Free agent
- Pitcher
- Born: August 11, 2000 (age 25) Wailuku, Hawaii, U.S.
- Bats: RightThrows: Right

= Anthony Hoopii-Tuionetoa =

American baseball player (born 2000)

Anthony David Maui La'akea Hoopii-Tuionetoa (born August 11, 2000) is an American professional baseball pitcher in the Texas Rangers organization.

==Career==
Hoopii-Tuionetoa graduated from Henry Perrine Baldwin High School in 2018. He attended Pierce College.

===Texas Rangers===
The Texas Rangers selected Hoopii-Tuionetoa in the 30th round (895th overall) of the 2019 Major League Baseball draft.
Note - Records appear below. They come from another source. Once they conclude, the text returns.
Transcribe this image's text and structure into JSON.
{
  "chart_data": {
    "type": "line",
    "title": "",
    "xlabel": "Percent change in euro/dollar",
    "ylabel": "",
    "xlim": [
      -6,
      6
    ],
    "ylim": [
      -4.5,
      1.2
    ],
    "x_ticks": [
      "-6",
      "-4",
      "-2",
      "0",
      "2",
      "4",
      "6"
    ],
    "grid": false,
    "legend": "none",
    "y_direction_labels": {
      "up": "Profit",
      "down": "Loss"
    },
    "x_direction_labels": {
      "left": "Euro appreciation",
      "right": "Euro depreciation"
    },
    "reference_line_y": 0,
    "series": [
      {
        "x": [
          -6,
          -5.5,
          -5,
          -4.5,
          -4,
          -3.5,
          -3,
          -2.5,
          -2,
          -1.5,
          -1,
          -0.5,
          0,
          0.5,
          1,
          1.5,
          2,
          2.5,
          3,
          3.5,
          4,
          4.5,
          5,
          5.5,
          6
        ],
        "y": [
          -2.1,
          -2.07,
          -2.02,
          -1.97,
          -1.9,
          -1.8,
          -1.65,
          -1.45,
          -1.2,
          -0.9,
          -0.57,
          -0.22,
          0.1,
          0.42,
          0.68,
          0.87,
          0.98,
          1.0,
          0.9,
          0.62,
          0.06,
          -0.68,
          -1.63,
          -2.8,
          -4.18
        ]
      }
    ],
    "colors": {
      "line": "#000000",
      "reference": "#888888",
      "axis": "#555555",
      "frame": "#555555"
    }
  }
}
He did not play in a game in 2020 due to the cancellation of the minor league season because of the COVID-19 pandemic.

After the 2023 season, Hoopii-Tuionetoa pitched for the Surprise Saguaros of the Arizona Fall League.

===Chicago White Sox===
On May 8, 2024, the Rangers traded Hoopii-Tuionetoa to the Chicago White Sox in exchange for Robbie Grossman. He was assigned to the Double-A Birmingham Barons, where he posted an 0-2 record and 3.24 ERA with 23 strikeouts in 23 games; after being promoted to the Triple-A Charlotte Knights, he logged an 0-1 record and 13.50 ERA with eight strikeouts over nine appearances.

Hoopii-Tuionetoa was placed on the restricted list prior to the 2025 season. He was released by the White Sox organization on July 24, 2025.

===Texas Rangers (second stint)===
On November 26, 2025, Hoopii-Tuionetoa signed a minor league contract to return to the Texas Rangers organization. He made six scoreless appearances for the High-A Hub City Spartanburgers, recording nine scoreless innings with five strikeouts and two saves. On May 2, 2026, Hoopii-Tuionetoa was released by the Rangers organization.